The Roman Laws - founded first upon the regal constitutions of their ancient kings, next upon the twelve tables of the decemviri, then upon the Laws or Statutes enacted by the senate or people, the edicts of the Pretor, and the responsa prudentium or opinions of learned lawyers, and, lastly, upon the imperial decrees, or constitutions of successive emperors - had grown to so great a bulk that they were computed to be many camels' loads by an author who preceded Justinian. This was in part remedied by the collections of three private lawyers, Gregorius, Hermogenes, and Papirius, and then by the Emperor Theodosius the younger, - by whose orders a Code was compiled A.D. 438, being a methodical collection of all the imperial constitutions then in force: which Theodosian Code was the only Book of Civil Law received as authentic in the western part of Europe till many centuries after, and to this it is probable that the Franks and Goths might frequently pay some regard in framing legal constitutions for their newly created kingdoms. It was under the auspices of the Emperor Justinian that the present body of Civil Law was compiled and finished by Tribonian and other lawyers about the year 530.

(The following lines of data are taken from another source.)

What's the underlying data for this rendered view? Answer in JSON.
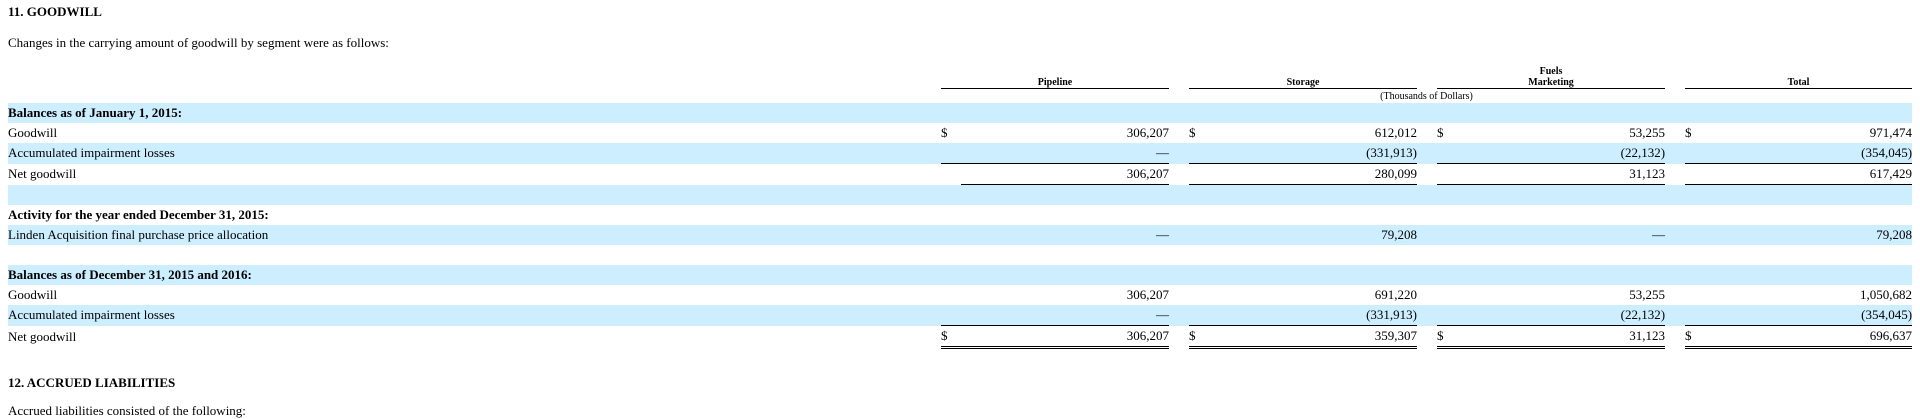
{
  "section11": {
    "heading": "11. GOODWILL",
    "intro": "Changes in the carrying amount of goodwill by segment were as follows:"
  },
  "table": {
    "columns": [
      "Pipeline",
      "Storage",
      "Fuels\nMarketing",
      "Total"
    ],
    "units": "(Thousands of Dollars)",
    "rows": [
      {
        "label": "Balances as of January 1, 2015:",
        "type": "section"
      },
      {
        "label": "Goodwill",
        "values": [
          "306,207",
          "612,012",
          "53,255",
          "971,474"
        ],
        "dollar": true
      },
      {
        "label": "Accumulated impairment losses",
        "values": [
          "—",
          "(331,913)",
          "(22,132)",
          "(354,045)"
        ]
      },
      {
        "label": "Net goodwill",
        "values": [
          "306,207",
          "280,099",
          "31,123",
          "617,429"
        ]
      },
      {
        "label": "Activity for the year ended December 31, 2015:",
        "type": "section"
      },
      {
        "label": "Linden Acquisition final purchase price allocation",
        "values": [
          "—",
          "79,208",
          "—",
          "79,208"
        ]
      },
      {
        "label": "Balances as of December 31, 2015 and 2016:",
        "type": "section"
      },
      {
        "label": "Goodwill",
        "values": [
          "306,207",
          "691,220",
          "53,255",
          "1,050,682"
        ]
      },
      {
        "label": "Accumulated impairment losses",
        "values": [
          "—",
          "(331,913)",
          "(22,132)",
          "(354,045)"
        ]
      },
      {
        "label": "Net goodwill",
        "values": [
          "306,207",
          "359,307",
          "31,123",
          "696,637"
        ],
        "dollar": true
      }
    ],
    "dollar_sign": "$"
  },
  "section12": {
    "heading": "12. ACCRUED LIABILITIES",
    "intro": "Accrued liabilities consisted of the following:"
  }
}
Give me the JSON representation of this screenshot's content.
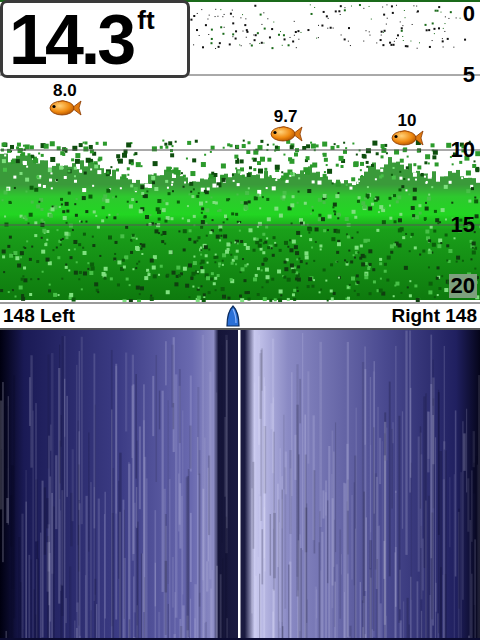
{
  "depth_readout": {
    "value": "14.3",
    "unit": "ft"
  },
  "depth_scale": {
    "ticks": [
      "0",
      "5",
      "10",
      "15",
      "20"
    ],
    "max_depth": 20
  },
  "fish": [
    {
      "label": "8.0",
      "depth": 8.0,
      "time": 0.135
    },
    {
      "label": "9.7",
      "depth": 9.7,
      "time": 0.595
    },
    {
      "label": "10",
      "depth": 10,
      "time": 0.848
    }
  ],
  "bottom": {
    "depth": 14.3,
    "vegetation_top": [
      10.6,
      10.3,
      10.9,
      11.2,
      10.8,
      11.5,
      11.8,
      12.0,
      11.6,
      11.9,
      12.1,
      11.7,
      11.4,
      11.8,
      11.2,
      11.5,
      11.9,
      12.2,
      11.0,
      10.7,
      11.3,
      11.8,
      11.5,
      11.9
    ]
  },
  "side_imaging": {
    "left": "148 Left",
    "right": "Right 148"
  }
}
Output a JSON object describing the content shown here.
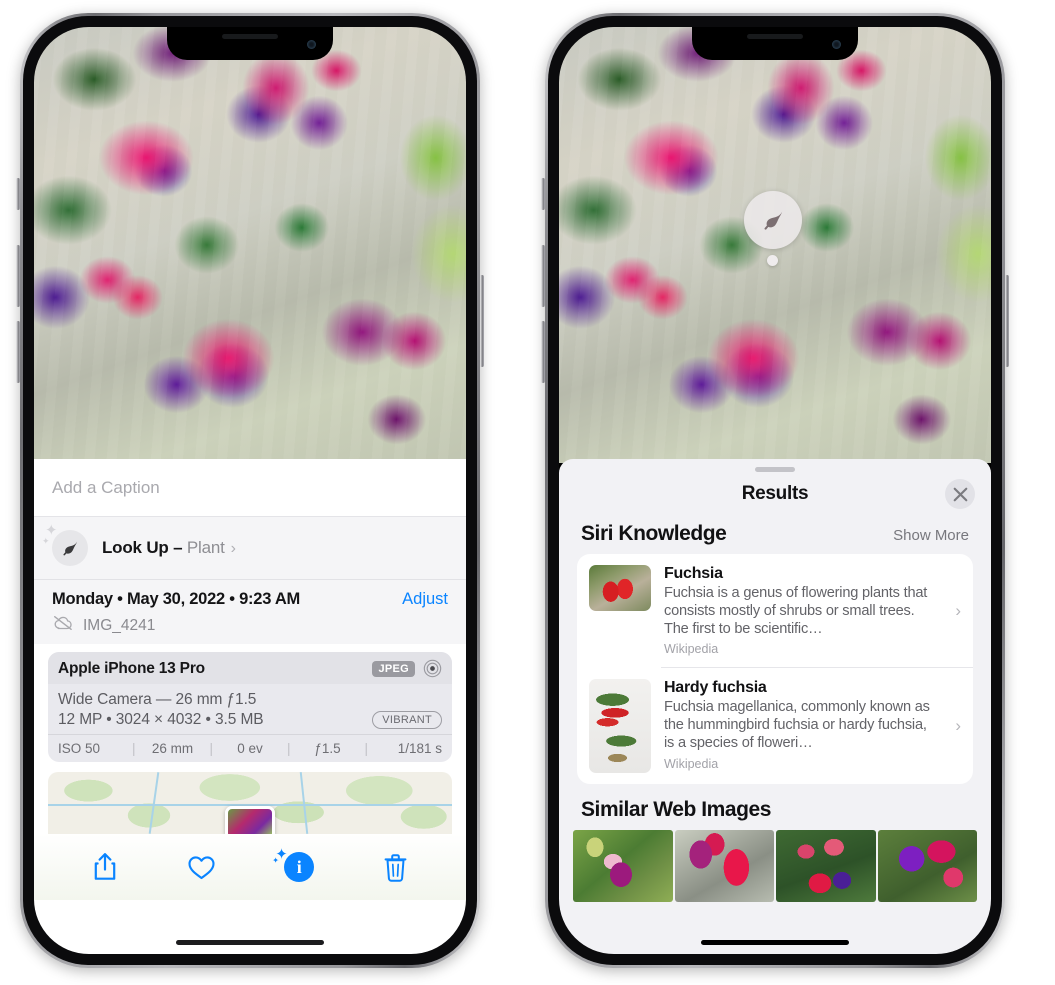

This consists of: - 1. The Institutes, which contain the elements or first principles of the Roman Law in four books. 2. The Digests or Pandects, in fifty books, containing the opinions and writings of eminent lawyers, digested in a systematical method. 3. A New Code or Collection of Imperial Constitutions, in twelve books, - the lapse of a whole century having rendered the former Code of Theodosius imperfect. 4. The Novels or New Constitutions, posterior in time to the other books, and amounting to a supplement to the Code containing new decrees of successive emperors as new questions happened to arise. These form the body of Roman Law, or Corpus Juris Civilis, as published about the time of Justinian, which, however, fell soon into neglect and oblivion until in the 12th century the policy of the Roman Church began to give new vogue and authority to the Civil Law, introduced it into several nations, and occasioned that mighty inundation of voluminous comments with which this system of law more than any other is now loaded. Scots law, and the law of many Continental countries, owe much to Roman law.